Die zweite Ausgabe ihres »Ruhr Ding« blieb im Frühjahr 2020 allerdings Corona-bedingt in den Startlöchern stecken. Bevor der Lockdown kam, war vieles bereits beauftragt oder sogar schon fertig. Wie etwa Michel de Broins gigantische Nachbildung eines Halterner Quarz-Sandkorns, die nun im See installiert wird. Ins Wasser muss, wer das hochglänzende Edelstahl-Gebilde aus der Nähe betrachten möchte. Und sich dann vielleicht den Wert des begehrten Rohstoffs bewusst macht. Gießereien und Glashütten, Maschinenbauer und die Automobilindustrie – alle fragen nach dem feinen, gebleichten Sand. Eine Erfolgsgeschichte, die im 19. Jahrhundert begann und in Haltern eine ganze Silberseenplatte nach sich zog.
Mit dem Territorien-Projekt war Peters 2019 in Bochum, Dortmund, Essen und Oberhausen unterwegs. Dass sie die Schauplätze für das »Klima-Ding« nun weiter im Norden des Ruhrgebiets sucht, hat einen Grund: »Diese Gegend ist unter Umweltgesichtspunkten noch immer am stärksten beeinträchtigt durch die Industrialisierung«, sagt sie. Der Süden habe die montane Vergangenheit weiter hinter sich gelassen und sich von ihren Folgen besser erholt. Der Norden sei noch nicht so weit.

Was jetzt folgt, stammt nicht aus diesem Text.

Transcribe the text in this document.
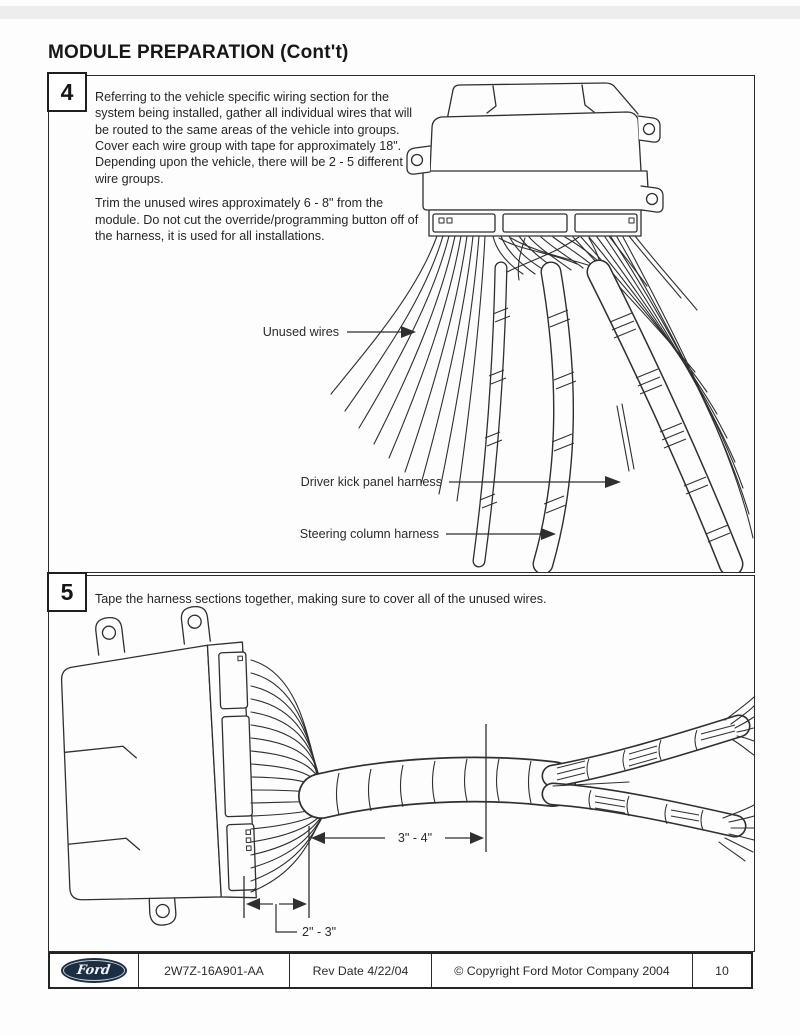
MODULE PREPARATION (Cont't)
4	Referring to the vehicle specific wiring section for the system being installed, gather all individual wires that will be routed to the same areas of the vehicle into groups. Cover each wire group with tape for approximately 18". Depending upon the vehicle, there will be 2 - 5 different wire groups.

Trim the unused wires approximately 6 - 8" from the module. Do not cut the override/programming button off of the harness, it is used for all installations.

Unused wires
Driver kick panel harness
Steering column harness
5	Tape the harness sections together, making sure to cover all of the unused wires.

3" - 4"
2" - 3"
Ford	2W7Z-16A901-AA	Rev Date 4/22/04	© Copyright Ford Motor Company 2004	10
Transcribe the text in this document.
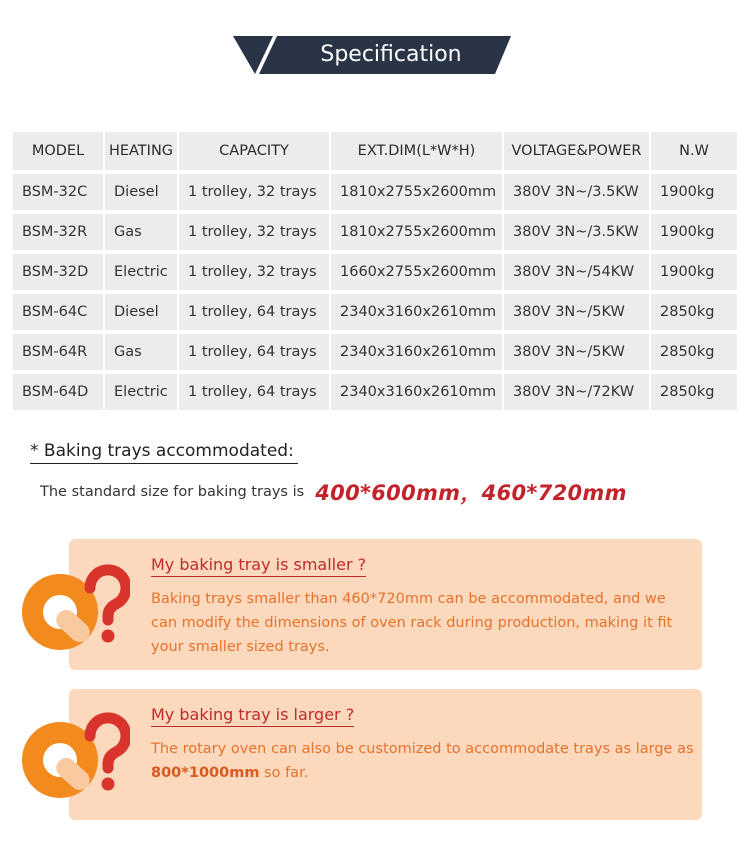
Specification
MODEL	HEATING	CAPACITY	EXT.DIM(L*W*H)	VOLTAGE&POWER	N.W
BSM-32C	Diesel	1 trolley, 32 trays	1810x2755x2600mm	380V 3N~/3.5KW	1900kg
BSM-32R	Gas	1 trolley, 32 trays	1810x2755x2600mm	380V 3N~/3.5KW	1900kg
BSM-32D	Electric	1 trolley, 32 trays	1660x2755x2600mm	380V 3N~/54KW	1900kg
BSM-64C	Diesel	1 trolley, 64 trays	2340x3160x2610mm	380V 3N~/5KW	2850kg
BSM-64R	Gas	1 trolley, 64 trays	2340x3160x2610mm	380V 3N~/5KW	2850kg
BSM-64D	Electric	1 trolley, 64 trays	2340x3160x2610mm	380V 3N~/72KW	2850kg
* Baking trays accommodated:
The standard size for baking trays is 400*600mm，460*720mm
My baking tray is smaller ?
Baking trays smaller than 460*720mm can be accommodated, and we can modify the dimensions of oven rack during production, making it fit your smaller sized trays.
My baking tray is larger ?
The rotary oven can also be customized to accommodate trays as large as 800*1000mm so far.
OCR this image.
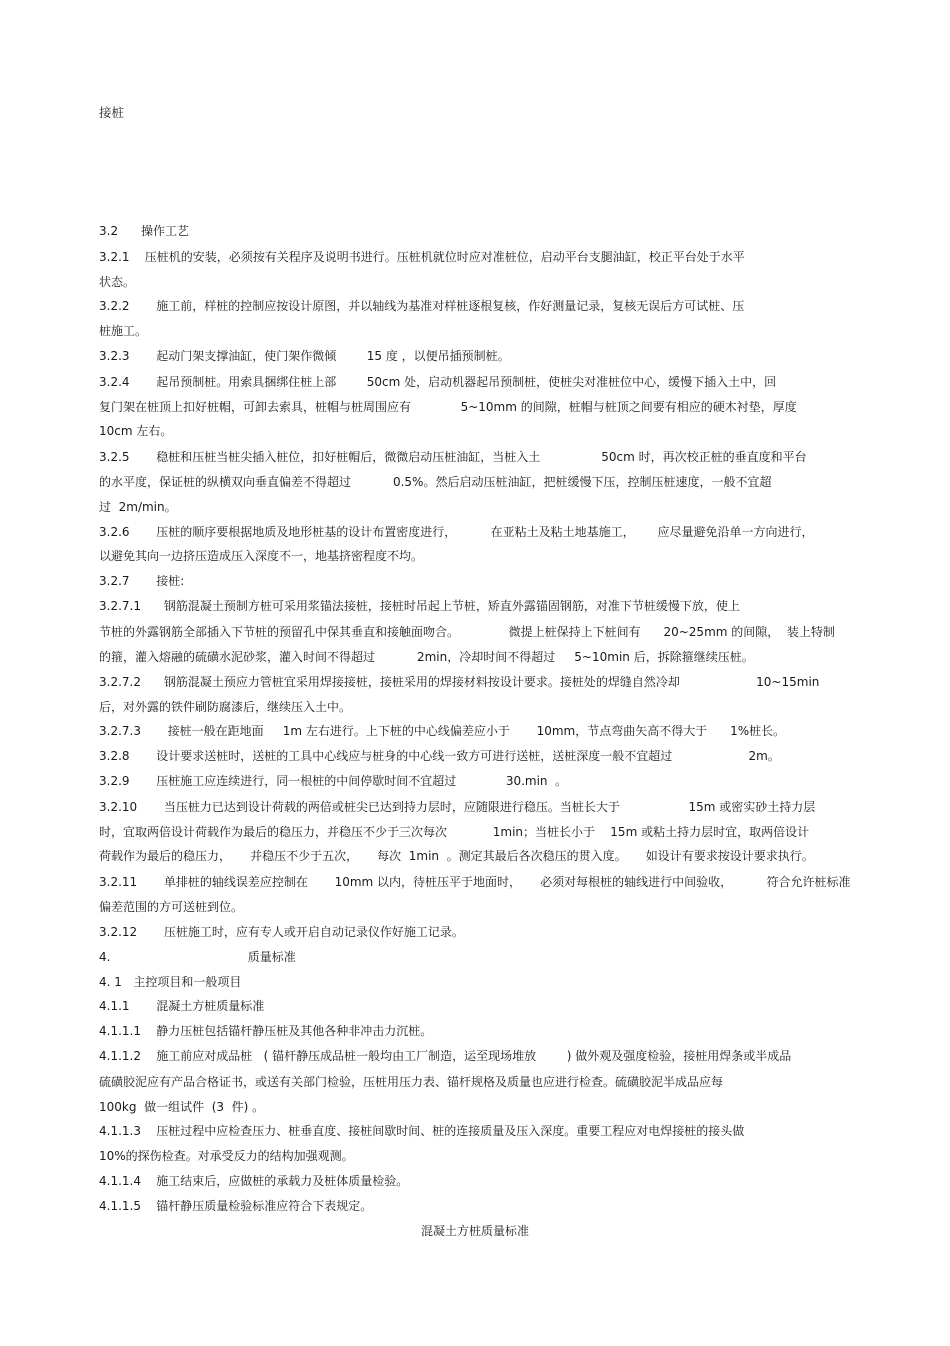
接桩

3.2      操作工艺

3.2.1    压桩机的安装，必须按有关程序及说明书进行。压桩机就位时应对准桩位，启动平台支腿油缸，校正平台处于水平

状态。

3.2.2       施工前，样桩的控制应按设计原图，并以轴线为基准对样桩逐根复核，作好测量记录，复核无误后方可试桩、压

桩施工。

3.2.3       起动门架支撑油缸，使门架作微倾        15 度 ，以便吊插预制桩。

3.2.4       起吊预制桩。用索具捆绑住桩上部        50cm 处，启动机器起吊预制桩，使桩尖对准桩位中心，缓慢下插入土中，回

复门架在桩顶上扣好桩帽，可卸去索具，桩帽与桩周围应有             5~10mm 的间隙，桩帽与桩顶之间要有相应的硬木衬垫，厚度

10cm 左右。

3.2.5       稳桩和压桩当桩尖插入桩位，扣好桩帽后，微微启动压桩油缸，当桩入土                50cm 时，再次校正桩的垂直度和平台

的水平度，保证桩的纵横双向垂直偏差不得超过           0.5%。然后启动压桩油缸，把桩缓慢下压，控制压桩速度，一般不宜超

过  2m/min。

3.2.6       压桩的顺序要根据地质及地形桩基的设计布置密度进行，         在亚粘土及粘土地基施工，      应尽量避免沿单一方向进行，

以避免其向一边挤压造成压入深度不一，地基挤密程度不均。

3.2.7       接桩:

3.2.7.1      钢筋混凝土预制方桩可采用浆锚法接桩，接桩时吊起上节桩，矫直外露锚固钢筋，对准下节桩缓慢下放，使上

节桩的外露钢筋全部插入下节桩的预留孔中保其垂直和接触面吻合。             微提上桩保持上下桩间有      20~25mm 的间隙，  装上特制

的箍，灌入熔融的硫磺水泥砂浆，灌入时间不得超过           2min，冷却时间不得超过     5~10min 后，拆除箍继续压桩。

3.2.7.2      钢筋混凝土预应力管桩宜采用焊接接桩，接桩采用的焊接材料按设计要求。接桩处的焊缝自然冷却                    10~15min

后，对外露的铁件刷防腐漆后，继续压入土中。

3.2.7.3       接桩一般在距地面     1m 左右进行。上下桩的中心线偏差应小于       10mm，节点弯曲矢高不得大于      1%桩长。

3.2.8       设计要求送桩时，送桩的工具中心线应与桩身的中心线一致方可进行送桩，送桩深度一般不宜超过                    2m。

3.2.9       压桩施工应连续进行，同一根桩的中间停歇时间不宜超过             30.min  。

3.2.10       当压桩力已达到设计荷载的两倍或桩尖已达到持力层时，应随限进行稳压。当桩长大于                  15m 或密实砂土持力层

时，宜取两倍设计荷载作为最后的稳压力，并稳压不少于三次每次            1min；当桩长小于    15m 或粘土持力层时宜，取两倍设计

荷载作为最后的稳压力，     并稳压不少于五次，     每次  1min  。测定其最后各次稳压的贯入度。     如设计有要求按设计要求执行。

3.2.11       单排桩的轴线误差应控制在       10mm 以内，待桩压平于地面时，     必须对每根桩的轴线进行中间验收，         符合允许桩标准

偏差范围的方可送桩到位。

3.2.12       压桩施工时，应有专人或开启自动记录仪作好施工记录。

4.                                    质量标准

4. 1   主控项目和一般项目

4.1.1       混凝土方桩质量标准

4.1.1.1    静力压桩包括锚杆静压桩及其他各种非冲击力沉桩。

4.1.1.2    施工前应对成品桩   ( 锚杆静压成品桩一般均由工厂制造，运至现场堆放        ) 做外观及强度检验，接桩用焊条或半成品

硫磺胶泥应有产品合格证书，或送有关部门检验，压桩用压力表、锚杆规格及质量也应进行检查。硫磺胶泥半成品应每

100kg  做一组试件  (3  件) 。

4.1.1.3    压桩过程中应检查压力、桩垂直度、接桩间歇时间、桩的连接质量及压入深度。重要工程应对电焊接桩的接头做

10%的探伤检查。对承受反力的结构加强观测。

4.1.1.4    施工结束后，应做桩的承载力及桩体质量检验。

4.1.1.5    锚杆静压质量检验标准应符合下表规定。

混凝土方桩质量标准
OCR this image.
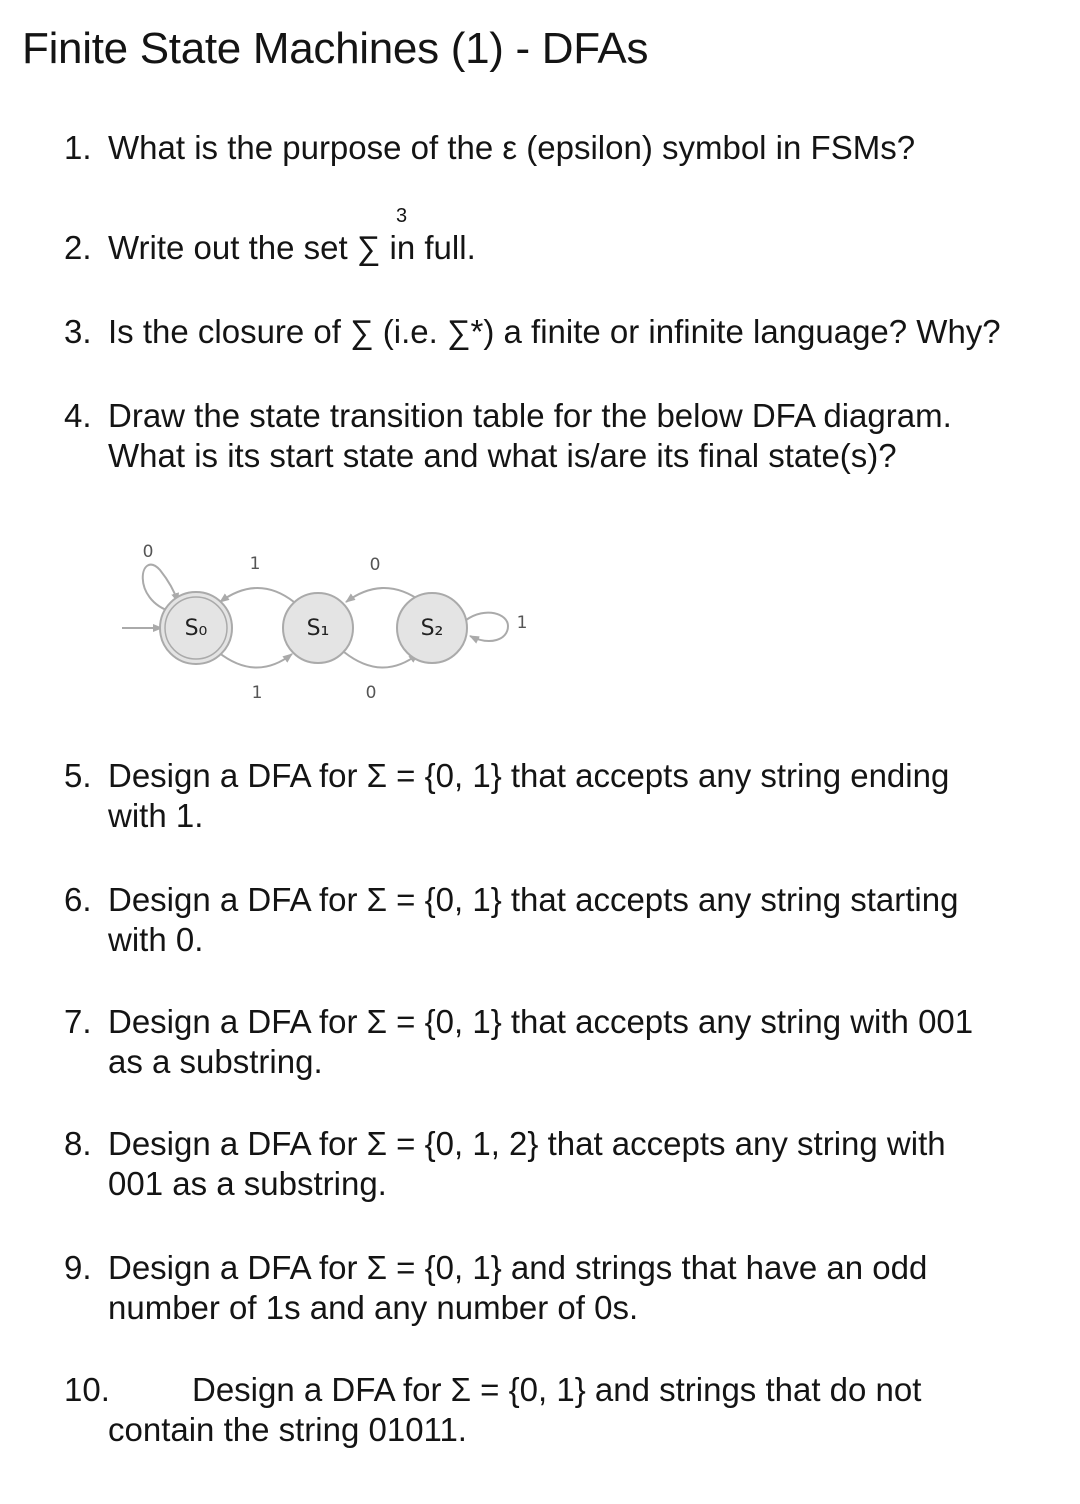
Finite State Machines (1) - DFAs
1. What is the purpose of the ε (epsilon) symbol in FSMs?
2. Write out the set ∑ in full.
3
3. Is the closure of ∑ (i.e. ∑*) a finite or infinite language? Why?
4. Draw the state transition table for the below DFA diagram.
What is its start state and what is/are its final state(s)?
S₀	S₁	S₂
0
1	0
1	0
1
5. Design a DFA for Σ = {0, 1} that accepts any string ending
with 1.
6. Design a DFA for Σ = {0, 1} that accepts any string starting
with 0.
7. Design a DFA for Σ = {0, 1} that accepts any string with 001
as a substring.
8. Design a DFA for Σ = {0, 1, 2} that accepts any string with
001 as a substring.
9. Design a DFA for Σ = {0, 1} and strings that have an odd
number of 1s and any number of 0s.
10. Design a DFA for Σ = {0, 1} and strings that do not
contain the string 01011.
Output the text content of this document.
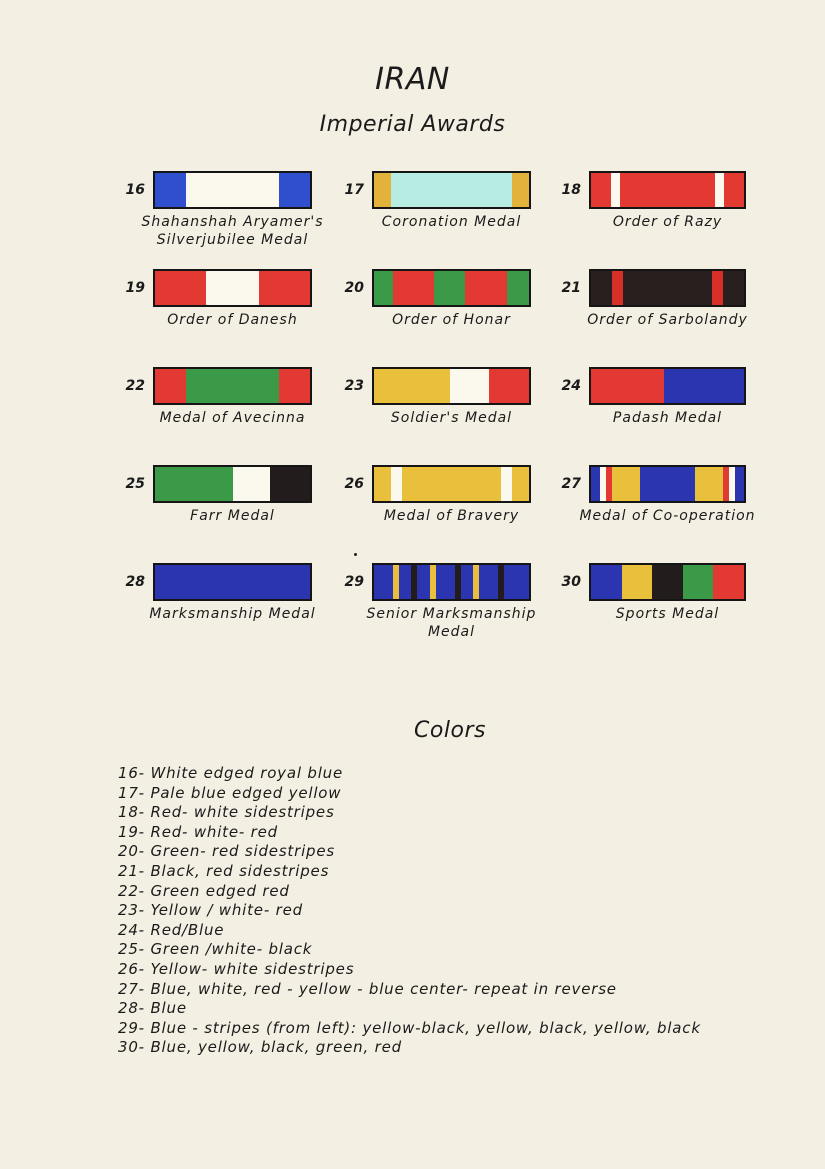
IRAN
Imperial Awards
16
Shahanshah Aryamer's Silverjubilee Medal
17
Coronation Medal
18
Order of Razy
19
Order of Danesh
20
Order of Honar
21
Order of Sarbolandy
22
Medal of Avecinna
23
Soldier's Medal
24
Padash Medal
25
Farr Medal
26
Medal of Bravery
27
Medal of Co-operation
28
Marksmanship Medal
29
Senior Marksmanship Medal
30
Sports Medal
Colors
16- White edged royal blue
17- Pale blue edged yellow
18- Red- white sidestripes
19- Red- white- red
20- Green- red sidestripes
21- Black, red sidestripes
22- Green edged red
23- Yellow / white- red
24- Red/Blue
25- Green /white- black
26- Yellow- white sidestripes
27- Blue, white, red - yellow - blue center- repeat in reverse
28- Blue
29- Blue - stripes (from left): yellow-black, yellow, black, yellow, black
30- Blue, yellow, black, green, red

Vielleicht hilft ihm Hayden Fowler ja ein Stückchen voran auf dem Weg back to nature. Der Künstler will in der ehemaligen Weißkaue der Zeche Blumenthal in Recklinghausen eine Art künstliche Landschaft anlegen, wo alle möglichen Pflanzen wachsen sollen, die hier einst heimisch waren. Längst sind sie aus dem Revier verschwunden, weil andere Arten sie verdrängt haben oder weil die Industrialisierung ihnen das Leben zu schwer gemacht hat. Gehegt, gepflegt und belebt durch ein künstlerisches Bewässerungssystem, soll hier nun alles neu erblühen. Neben Fowlers Pflanzen-Aufzucht plant die in Kuwait geborene und mittlerweile in Berlin beheimatete Monira Al Qadiris eine Installation aus effektvoll lackierten Ölbohrköpfen – schillernd und rotierend werden sie einen Hauch von Science Fiction in die alte Zeche zaubern.
Nach Stopps in Haltern und Recklinghausen macht die Ruhr-Ding-Reise in Herne halt. Nicht nur Autofahrer können sich dort im Heimatmuseum »Unser Fritz« anschauen, wie das wild wuchernde Ruhrgebiet seit den 60er Jahren begradigt und für die Zukunft einbetoniert wurde. Auch in Herne folgte man damals dem Ideal der autogerechten Stadt. Wie uns das unwirtliche Ergebnis bis heute prägt? Auch solchen Fragen wird die Schau nachgehen. Wer mit dem Zug anreist, kommt im Bahnhof am Alten Wartesaal vorbei. Dort schaut Ana Alenso über den Tellerrand. Die Arbeit der in Venezuela aufgewachsenen, längst in Berlin lebenden Künstlerin führt in den Amazonas, wo illegale Goldgräber tiefe Schneisen in den Regenwald schlagen. Mit verheerenden Auswirkungen für Pflanzen, Tiere und das Klima.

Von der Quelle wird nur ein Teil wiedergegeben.